We missed an important bug when writing your visualization library. As you know, sometimes the first residue of a PDB is not 1. We did take that in account in the PBcount and write_count_matrix() by adding a number of the first residue as an optional parameter (1 by default). It works great and the count matrix can start with a different number (see this test file for example https://github.com/pierrepo/PBxplore/blob/master/pbxplore/tests/test_data/count_multi1_first20.PB.count).

Unfortunately, we didn't take it in account properly for the visualizations tools (PBstat and the plot functions) :

$ PBstat -f pbxplore/tests/test_data/count_multi1_first20.PB.count -o test --map
Index of first residue is: 20
Traceback (most recent call last):
  File "pbxplore/bin/PBstat", line 9, in <module>
    load_entry_point('pbxplore', 'console_scripts', 'PBstat')()
  File "pbxplore/scripts/PBstat.py", line 173, in pbstat_cli
    pbx.analysis.plot_map(file_fig_name, count, residue_min, residue_max)
  File "pbxplore/analysis/visualization.py", line 103, in plot_map
    freq = utils._slice_matrix(freq_mat, residue_min, residue_max)
  File "/pbxplore/analysis/utils.py", line 57, in _slice_matrix
    raise IndexError("Index out of range")
IndexError: Index out of range

The issue lies in the _slice_matrix() function (in utils.py) were we mixed the index of the first residue from the count matrix (in PBcount) and the range of residue optionally provided in Pbstat :

The numpy matrix (mat) doesn't know about the index of the first residue (and nor it should). It always start at 0. When the first residue (in the count matrix) has an index of 1, it works well. We create a range based on it and slice the matrix according to residue-min/residue-max of PBstat (or the optional arguments in the plot functions). However, when it's different of 1 (say 252), we base our slicing on this index. If, for example the PDB is ten-residue long, we try to slice it like that : mat[252-1:262].

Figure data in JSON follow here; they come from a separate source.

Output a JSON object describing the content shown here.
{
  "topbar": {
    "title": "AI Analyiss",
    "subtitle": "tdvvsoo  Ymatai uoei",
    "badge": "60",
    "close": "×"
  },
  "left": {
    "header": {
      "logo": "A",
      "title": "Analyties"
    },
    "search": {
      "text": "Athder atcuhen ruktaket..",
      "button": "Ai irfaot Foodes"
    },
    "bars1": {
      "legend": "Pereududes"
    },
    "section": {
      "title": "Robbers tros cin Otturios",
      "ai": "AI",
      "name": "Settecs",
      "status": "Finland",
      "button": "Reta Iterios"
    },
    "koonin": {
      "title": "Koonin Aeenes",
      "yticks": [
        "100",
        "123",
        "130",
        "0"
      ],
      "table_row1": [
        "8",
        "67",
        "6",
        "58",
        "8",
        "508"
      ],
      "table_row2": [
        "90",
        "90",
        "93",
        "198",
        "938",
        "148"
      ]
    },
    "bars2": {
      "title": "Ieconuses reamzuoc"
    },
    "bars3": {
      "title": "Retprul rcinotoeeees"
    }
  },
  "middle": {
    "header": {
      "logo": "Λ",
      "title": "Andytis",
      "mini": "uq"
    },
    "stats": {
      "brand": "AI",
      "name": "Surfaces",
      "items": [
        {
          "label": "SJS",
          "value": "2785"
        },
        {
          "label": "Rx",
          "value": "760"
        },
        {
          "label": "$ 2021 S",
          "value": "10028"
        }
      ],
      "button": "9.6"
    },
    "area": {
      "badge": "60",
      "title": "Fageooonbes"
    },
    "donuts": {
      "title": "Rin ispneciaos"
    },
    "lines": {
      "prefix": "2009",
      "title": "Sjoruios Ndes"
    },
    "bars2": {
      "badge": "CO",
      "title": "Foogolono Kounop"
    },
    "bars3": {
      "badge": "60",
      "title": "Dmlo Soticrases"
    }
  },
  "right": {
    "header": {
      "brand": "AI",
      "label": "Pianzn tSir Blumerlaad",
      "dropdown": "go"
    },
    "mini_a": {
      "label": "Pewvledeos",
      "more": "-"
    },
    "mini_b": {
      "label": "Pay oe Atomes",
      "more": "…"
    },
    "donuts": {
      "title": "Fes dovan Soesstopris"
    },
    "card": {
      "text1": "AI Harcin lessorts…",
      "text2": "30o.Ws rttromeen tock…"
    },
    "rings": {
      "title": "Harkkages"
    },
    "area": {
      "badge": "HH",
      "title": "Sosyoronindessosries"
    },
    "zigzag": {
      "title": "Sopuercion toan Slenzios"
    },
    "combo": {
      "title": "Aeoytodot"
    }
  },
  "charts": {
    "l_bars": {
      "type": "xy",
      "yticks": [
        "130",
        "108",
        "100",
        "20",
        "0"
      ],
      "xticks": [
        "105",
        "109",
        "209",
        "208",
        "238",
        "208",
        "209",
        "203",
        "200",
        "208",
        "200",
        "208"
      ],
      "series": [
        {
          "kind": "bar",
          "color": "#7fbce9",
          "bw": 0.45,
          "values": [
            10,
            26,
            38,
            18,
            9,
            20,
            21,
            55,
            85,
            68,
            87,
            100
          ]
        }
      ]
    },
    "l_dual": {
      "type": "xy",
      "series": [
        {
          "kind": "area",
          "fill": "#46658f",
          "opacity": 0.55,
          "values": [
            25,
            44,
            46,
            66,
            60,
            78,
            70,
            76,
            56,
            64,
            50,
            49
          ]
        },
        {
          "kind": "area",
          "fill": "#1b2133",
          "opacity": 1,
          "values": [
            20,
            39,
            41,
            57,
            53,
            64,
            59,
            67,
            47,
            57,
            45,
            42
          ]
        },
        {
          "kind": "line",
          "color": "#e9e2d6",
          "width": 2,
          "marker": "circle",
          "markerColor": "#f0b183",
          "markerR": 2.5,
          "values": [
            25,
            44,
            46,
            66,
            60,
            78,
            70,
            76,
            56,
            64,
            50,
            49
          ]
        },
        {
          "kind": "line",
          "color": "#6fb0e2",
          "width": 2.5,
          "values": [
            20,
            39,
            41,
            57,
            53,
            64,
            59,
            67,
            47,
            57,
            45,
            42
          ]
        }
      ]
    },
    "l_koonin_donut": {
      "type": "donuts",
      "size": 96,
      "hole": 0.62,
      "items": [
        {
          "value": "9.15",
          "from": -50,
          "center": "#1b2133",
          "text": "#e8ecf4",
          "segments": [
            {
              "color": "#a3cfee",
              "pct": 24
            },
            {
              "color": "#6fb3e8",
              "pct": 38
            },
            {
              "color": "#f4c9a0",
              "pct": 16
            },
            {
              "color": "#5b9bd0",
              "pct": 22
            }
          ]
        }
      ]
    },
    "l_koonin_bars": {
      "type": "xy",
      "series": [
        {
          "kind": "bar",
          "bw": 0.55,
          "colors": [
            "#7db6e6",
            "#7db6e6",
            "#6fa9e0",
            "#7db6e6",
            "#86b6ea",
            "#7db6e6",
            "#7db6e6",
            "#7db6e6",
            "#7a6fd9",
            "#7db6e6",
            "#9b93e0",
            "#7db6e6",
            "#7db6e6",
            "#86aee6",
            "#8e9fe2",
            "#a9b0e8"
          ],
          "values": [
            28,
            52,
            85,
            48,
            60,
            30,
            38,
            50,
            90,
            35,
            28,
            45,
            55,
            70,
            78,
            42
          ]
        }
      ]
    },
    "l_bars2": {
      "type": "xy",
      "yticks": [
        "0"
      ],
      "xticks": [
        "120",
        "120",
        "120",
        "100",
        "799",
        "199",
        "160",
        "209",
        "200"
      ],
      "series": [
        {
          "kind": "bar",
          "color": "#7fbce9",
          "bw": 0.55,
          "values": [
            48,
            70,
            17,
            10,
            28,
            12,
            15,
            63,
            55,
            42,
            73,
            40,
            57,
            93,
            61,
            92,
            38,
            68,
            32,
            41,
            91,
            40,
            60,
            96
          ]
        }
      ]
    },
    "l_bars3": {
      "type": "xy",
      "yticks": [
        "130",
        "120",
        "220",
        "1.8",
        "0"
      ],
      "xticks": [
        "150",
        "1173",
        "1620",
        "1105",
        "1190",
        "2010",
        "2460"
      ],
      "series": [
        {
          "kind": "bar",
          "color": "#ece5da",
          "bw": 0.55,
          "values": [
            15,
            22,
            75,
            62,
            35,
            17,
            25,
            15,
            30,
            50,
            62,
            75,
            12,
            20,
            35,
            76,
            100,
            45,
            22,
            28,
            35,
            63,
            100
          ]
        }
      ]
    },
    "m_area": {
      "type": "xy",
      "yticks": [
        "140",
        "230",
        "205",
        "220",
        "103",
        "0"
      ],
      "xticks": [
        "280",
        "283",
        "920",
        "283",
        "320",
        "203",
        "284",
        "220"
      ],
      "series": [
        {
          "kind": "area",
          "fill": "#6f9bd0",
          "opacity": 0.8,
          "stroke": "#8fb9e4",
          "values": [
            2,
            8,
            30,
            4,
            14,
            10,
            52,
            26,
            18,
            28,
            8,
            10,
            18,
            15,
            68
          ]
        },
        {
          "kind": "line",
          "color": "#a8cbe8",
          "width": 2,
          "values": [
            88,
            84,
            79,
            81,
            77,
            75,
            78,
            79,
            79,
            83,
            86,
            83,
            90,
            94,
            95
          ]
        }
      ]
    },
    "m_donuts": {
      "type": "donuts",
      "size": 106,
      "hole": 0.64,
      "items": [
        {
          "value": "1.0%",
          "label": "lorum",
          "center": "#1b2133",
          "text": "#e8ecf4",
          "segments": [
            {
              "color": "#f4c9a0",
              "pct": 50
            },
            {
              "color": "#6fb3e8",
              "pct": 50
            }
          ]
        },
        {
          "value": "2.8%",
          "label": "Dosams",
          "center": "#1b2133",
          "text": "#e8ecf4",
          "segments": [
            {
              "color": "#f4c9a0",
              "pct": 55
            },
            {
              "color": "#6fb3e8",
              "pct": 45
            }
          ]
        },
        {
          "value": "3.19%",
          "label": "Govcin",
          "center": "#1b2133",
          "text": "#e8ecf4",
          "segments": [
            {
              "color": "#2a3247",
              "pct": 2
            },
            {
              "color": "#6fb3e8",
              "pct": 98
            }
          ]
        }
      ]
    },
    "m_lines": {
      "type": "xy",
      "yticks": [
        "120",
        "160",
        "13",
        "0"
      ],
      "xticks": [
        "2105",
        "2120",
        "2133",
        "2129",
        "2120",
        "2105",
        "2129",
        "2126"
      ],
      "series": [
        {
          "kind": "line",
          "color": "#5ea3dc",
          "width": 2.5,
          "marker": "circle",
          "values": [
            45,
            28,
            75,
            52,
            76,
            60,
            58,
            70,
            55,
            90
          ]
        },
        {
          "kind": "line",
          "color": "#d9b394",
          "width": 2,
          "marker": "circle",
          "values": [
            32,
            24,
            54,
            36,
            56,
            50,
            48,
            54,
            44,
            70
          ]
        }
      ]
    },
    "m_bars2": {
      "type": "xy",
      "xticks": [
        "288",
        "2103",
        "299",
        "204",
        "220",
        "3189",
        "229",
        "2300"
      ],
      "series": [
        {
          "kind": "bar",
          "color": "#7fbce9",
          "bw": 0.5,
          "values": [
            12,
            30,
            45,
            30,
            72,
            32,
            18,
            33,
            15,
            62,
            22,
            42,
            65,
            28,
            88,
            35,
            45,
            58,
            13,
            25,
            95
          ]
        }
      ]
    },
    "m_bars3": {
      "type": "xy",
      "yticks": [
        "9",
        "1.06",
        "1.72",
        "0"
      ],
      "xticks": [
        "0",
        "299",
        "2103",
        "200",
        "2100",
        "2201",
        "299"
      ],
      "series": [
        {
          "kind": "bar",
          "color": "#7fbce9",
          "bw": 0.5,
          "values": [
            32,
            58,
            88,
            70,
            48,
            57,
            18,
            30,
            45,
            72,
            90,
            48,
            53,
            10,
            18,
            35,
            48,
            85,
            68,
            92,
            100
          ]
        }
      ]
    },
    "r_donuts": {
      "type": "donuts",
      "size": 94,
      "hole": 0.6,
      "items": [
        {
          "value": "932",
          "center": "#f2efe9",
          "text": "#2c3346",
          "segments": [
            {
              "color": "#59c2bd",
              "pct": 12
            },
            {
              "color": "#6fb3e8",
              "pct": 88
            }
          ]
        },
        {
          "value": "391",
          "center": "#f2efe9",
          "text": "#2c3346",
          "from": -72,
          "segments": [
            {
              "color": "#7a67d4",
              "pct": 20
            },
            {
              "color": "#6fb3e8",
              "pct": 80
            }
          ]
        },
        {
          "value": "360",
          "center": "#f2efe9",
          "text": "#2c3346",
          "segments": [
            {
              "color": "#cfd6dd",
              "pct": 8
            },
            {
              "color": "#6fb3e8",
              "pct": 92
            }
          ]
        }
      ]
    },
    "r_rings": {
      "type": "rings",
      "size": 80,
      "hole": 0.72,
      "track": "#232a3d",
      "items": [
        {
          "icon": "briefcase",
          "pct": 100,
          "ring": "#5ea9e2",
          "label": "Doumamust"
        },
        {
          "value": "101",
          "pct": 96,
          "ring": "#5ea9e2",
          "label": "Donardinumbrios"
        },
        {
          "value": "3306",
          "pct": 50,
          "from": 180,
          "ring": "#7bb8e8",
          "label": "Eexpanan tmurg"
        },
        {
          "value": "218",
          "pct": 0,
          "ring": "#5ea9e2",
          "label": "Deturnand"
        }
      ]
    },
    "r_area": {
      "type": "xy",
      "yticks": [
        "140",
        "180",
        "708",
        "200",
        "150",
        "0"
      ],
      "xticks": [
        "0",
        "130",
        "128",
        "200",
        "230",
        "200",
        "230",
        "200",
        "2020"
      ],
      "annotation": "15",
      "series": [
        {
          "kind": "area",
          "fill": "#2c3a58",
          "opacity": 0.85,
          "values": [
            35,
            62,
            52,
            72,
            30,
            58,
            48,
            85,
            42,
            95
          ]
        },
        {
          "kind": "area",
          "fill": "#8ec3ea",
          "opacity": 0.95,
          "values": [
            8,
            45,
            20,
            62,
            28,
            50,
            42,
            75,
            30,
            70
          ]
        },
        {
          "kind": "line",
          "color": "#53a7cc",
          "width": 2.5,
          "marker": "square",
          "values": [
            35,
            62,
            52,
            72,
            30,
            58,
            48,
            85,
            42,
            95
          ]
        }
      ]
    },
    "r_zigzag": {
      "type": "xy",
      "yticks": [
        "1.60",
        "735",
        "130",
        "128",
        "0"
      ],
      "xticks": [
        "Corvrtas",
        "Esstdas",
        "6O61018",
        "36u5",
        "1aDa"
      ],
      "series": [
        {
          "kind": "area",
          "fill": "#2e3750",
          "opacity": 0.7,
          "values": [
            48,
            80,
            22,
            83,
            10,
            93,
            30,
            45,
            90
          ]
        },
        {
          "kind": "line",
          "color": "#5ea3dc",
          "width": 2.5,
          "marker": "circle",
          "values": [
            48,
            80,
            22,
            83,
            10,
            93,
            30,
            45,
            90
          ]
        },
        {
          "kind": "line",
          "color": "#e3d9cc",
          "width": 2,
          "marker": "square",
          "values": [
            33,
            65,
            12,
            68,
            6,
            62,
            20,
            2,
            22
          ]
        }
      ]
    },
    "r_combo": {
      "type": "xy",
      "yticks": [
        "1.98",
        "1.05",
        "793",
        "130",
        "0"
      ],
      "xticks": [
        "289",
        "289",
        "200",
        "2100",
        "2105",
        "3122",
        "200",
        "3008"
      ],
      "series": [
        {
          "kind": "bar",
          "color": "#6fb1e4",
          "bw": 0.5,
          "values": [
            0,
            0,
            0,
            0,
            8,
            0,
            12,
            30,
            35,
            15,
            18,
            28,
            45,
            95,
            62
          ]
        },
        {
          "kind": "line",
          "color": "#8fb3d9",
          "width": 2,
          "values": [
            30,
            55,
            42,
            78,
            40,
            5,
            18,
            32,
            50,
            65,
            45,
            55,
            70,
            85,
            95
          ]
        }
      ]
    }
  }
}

It should fails when the user wants a range of residues (252-262) from PBstat on a ten-residue PDB indexed from 1 but not when the ten-residue PBD is indexed from 252.

In the traceback I included, the count matrix starts at residue 20 (as stated in the output) and has 89 residues. We want plots for the whole thing. So, in _slice_matrix(), our range of residue indexes (residues_idx) goes from 1 to 89 (which is good, we want the whole matrix) but the next test is failing because residue_max (i.e 128) is not in this range. It's here we mixed the 2 indexes

HubLot commented 7 years ago

I will work on that and also include a test (which we also forget :smile: )

HubLot commented 7 years ago

We cannot solve this with only residue_min and residue_max arguments in the plotting functions. If residue_min == 20, we don't know if the index of first residue (in the count matrix) is 1 or 15 hence, it will affect the output images (either we squeeze 20 residues or 5 respectively).

After some thoughts, the easiest way I found to solve this is to add a optional variable called offset (set to 1 by default) in each plotting functions (plot_map, plot_neq/write_neq and generate_weblogo). It will represent the index of the first residue in the count matrix. From it, we can deduce the range of residues the user wants (in conjunction with residue_min/residue_max) and create the plot images accordingly.